Market

Pengamat: Mafia Gas Oplos LPG Melon Bikin Kelangkaan di Daerah

Sejak awal, Direktur Eksekutif Center of Energy and Resources Indonesia (CERI) Yusri Usman sudah mengingatkan soal maraknya praktik pengoplosan LPG yang memicu langkanya LPG subsidi alias LPG melon. Praktik ini melibatkan mafia gas yang dibekini oknum aparat.

“Saya sudah ingatkan pemerintah, termasuk Pak Dirjen Migas mengenai soal ini. Bahwa kelangkaan LPG juga dipicu praktip pengoplosan. Di mana, LPG bersubsidi dioplos ke LPG 12 kilogram (kg) yang harganya mahal. Sehingga untungnya besar sekali. Nah ini kerjaannya mafia LPG,” kata Yusri, Jakarta, Jumat (4/8/2023).

Dijelaskan Yusri, praktik pengoplosan ini terjadi lantaran adanya cuan yang menggiurkan. Dari adanya perbedaan atai disparitas harga LPG subsidi (LPG melon) dengan LPG 12 kg.

“Saya hitung disparitasnya Rp10 ribu per kg gas. Dikalikan 12 kg jadi Rp120 ribu per tabung. Gede kan. Ini yang memicu suburnya praktek oplosan dari mafia LPG yang terungkap di sejumlah daerah,” lanjut Yusri.

Sudah menjadi rahasia umum, kata Yusri, mafia LPG bisa leluasa melakukan praktek haram itu, karena adanya perlindungan atau dibekingi oknum penegak hukum.

“Jadi jika kita mau serius memberantas mafia LPG, sangat gampang, cukup Kapolri mau tegas dengan menginstruksikan seluruh Kapolda jika terdapat praktek oplosan LPG di suatu daerah, maka ancamannya Kapolres dicopot,” kata Yusri.

Menurut Yusri, jika Kapolri berani menerapkan kebijakan tersebut, ia memastikan tidak akan ada kelangkaan LPG subsidi di berbagai daerah lagi.

“Jadi kelangkaan itu bukan karena sistem alokasi penyaluran agen 20% dan pangkalan 80%, karena sependek pengetahuan kami, bahwa BPK secara rutin mengaudit penyaluran LPG subsidi dari pangkalan ke agen hingga SPPBE, subsidi LPG 3 kg di APBN 2023 sekitar Rp117, 5 triliun ” jelas Yusri.

Selain itu, sambung Yusri, Pertamina sudah sangat terencana dan terbiasa menyiapkan kebutuhan LPG subsidi setiap tahunnya sekitar 8 juta ton, termasuk mengantisipasi pertumbuhan kebutuhannya.

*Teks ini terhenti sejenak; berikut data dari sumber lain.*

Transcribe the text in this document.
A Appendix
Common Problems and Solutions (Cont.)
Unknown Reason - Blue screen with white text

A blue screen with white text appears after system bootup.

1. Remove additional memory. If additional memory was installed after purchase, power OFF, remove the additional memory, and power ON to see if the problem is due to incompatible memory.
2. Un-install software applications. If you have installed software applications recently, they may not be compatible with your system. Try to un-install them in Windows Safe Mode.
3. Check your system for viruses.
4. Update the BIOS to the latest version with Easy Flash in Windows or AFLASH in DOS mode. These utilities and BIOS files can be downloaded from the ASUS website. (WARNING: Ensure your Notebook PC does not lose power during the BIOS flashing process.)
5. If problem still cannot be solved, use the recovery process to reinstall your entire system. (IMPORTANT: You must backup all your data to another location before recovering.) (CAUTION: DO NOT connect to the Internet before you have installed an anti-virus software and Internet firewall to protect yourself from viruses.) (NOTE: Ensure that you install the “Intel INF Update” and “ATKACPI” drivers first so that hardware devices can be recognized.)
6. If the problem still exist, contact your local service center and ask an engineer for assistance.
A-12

Lagipula, lanjut Yusri, Pertamina sudah sangat berpengalaman dalam mendistrubiskan BBM dan LPG di seluruh negeri, termasuk daerah 3 T (Tertinggal, Terdepan dan Terjauh) dengan harga yang sama.

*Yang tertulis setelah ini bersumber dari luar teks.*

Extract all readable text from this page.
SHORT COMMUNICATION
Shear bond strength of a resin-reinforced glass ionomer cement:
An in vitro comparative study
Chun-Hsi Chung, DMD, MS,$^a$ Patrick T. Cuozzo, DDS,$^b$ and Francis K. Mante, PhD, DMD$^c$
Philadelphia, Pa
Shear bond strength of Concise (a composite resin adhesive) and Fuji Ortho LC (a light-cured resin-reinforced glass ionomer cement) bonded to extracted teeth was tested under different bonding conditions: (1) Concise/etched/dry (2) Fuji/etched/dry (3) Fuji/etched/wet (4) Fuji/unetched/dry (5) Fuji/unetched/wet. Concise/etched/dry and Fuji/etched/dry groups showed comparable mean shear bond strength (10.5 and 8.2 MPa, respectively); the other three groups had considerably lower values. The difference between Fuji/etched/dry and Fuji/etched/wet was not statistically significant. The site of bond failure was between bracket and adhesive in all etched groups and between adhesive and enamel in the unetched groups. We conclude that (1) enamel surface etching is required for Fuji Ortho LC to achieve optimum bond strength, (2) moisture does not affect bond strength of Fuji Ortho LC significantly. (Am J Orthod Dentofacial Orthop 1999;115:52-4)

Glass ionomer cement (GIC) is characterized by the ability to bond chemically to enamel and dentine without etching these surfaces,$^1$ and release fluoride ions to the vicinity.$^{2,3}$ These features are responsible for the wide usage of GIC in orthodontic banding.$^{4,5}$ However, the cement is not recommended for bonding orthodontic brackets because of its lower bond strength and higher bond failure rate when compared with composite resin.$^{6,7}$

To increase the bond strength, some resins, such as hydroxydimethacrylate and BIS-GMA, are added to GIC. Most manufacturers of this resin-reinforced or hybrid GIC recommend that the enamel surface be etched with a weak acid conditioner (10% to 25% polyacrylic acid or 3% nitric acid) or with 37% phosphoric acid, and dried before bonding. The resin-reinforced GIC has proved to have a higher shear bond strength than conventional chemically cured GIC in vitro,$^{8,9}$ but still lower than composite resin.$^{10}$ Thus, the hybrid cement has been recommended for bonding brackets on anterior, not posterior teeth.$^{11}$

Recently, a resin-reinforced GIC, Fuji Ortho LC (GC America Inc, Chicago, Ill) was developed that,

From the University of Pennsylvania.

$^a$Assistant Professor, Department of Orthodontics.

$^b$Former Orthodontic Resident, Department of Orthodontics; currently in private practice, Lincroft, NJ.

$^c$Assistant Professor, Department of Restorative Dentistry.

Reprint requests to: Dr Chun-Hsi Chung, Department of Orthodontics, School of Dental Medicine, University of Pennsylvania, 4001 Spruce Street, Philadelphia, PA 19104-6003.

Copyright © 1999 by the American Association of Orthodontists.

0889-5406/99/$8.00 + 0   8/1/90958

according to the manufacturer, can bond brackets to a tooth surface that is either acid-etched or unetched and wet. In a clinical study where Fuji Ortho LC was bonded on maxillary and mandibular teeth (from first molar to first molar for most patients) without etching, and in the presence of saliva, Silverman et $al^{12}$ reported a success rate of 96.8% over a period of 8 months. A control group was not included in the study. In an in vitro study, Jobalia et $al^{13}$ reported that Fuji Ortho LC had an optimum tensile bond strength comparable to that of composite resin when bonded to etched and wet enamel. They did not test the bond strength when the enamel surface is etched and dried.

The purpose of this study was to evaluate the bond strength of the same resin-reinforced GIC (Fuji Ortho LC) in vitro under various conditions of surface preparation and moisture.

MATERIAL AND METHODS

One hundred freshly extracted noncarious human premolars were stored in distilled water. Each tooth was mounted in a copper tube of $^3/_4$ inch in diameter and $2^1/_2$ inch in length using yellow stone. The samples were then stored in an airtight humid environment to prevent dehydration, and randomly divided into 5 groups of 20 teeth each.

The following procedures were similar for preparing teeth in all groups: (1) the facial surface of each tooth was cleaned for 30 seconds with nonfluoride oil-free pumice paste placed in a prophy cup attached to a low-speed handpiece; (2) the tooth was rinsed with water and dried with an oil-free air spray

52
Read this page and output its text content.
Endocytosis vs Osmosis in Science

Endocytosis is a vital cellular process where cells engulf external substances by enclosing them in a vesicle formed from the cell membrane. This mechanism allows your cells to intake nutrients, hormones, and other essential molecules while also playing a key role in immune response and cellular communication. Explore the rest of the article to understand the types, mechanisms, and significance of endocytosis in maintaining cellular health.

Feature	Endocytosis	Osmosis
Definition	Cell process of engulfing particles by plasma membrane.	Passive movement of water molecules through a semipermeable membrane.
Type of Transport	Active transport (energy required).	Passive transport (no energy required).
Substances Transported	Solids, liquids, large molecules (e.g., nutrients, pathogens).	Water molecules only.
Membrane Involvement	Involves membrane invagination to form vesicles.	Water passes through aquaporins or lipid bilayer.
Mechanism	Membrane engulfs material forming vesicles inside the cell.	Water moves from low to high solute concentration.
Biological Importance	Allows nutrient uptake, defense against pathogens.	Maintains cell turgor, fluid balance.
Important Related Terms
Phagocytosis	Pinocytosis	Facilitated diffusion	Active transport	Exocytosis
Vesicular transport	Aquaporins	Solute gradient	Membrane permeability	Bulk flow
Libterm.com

“Karena kita adalah negara kepulauan dengan luas serta sebaran penduduk yang cukup besar, sehingga menjadikan pola distribusi LPG dan BBM Pertamina memang paling rumit di dunia,” ungkap Yusri.

Oleh sebab itu, lanjut Yusri, pernyataan Dirjen Migas soal penyebab kelangkaan itu sangat disesalkan, lantaran secara tidak langsung pernyataan itu sama saja dia lagi menunjuk dirinya sendiri tidak mampu membina Pertamina.

“Seharusnya Dirjen Migas berjuang untuk meningkatkan anggaran di APBN untuk membangun jarigan gas kota di seluruh Indonesia, agar bisa mengurangi impor LPG setiap tahun sebanyak 6,7 juta ton yang sudah membebani neraca keuangan negara,” pungkas Yusri.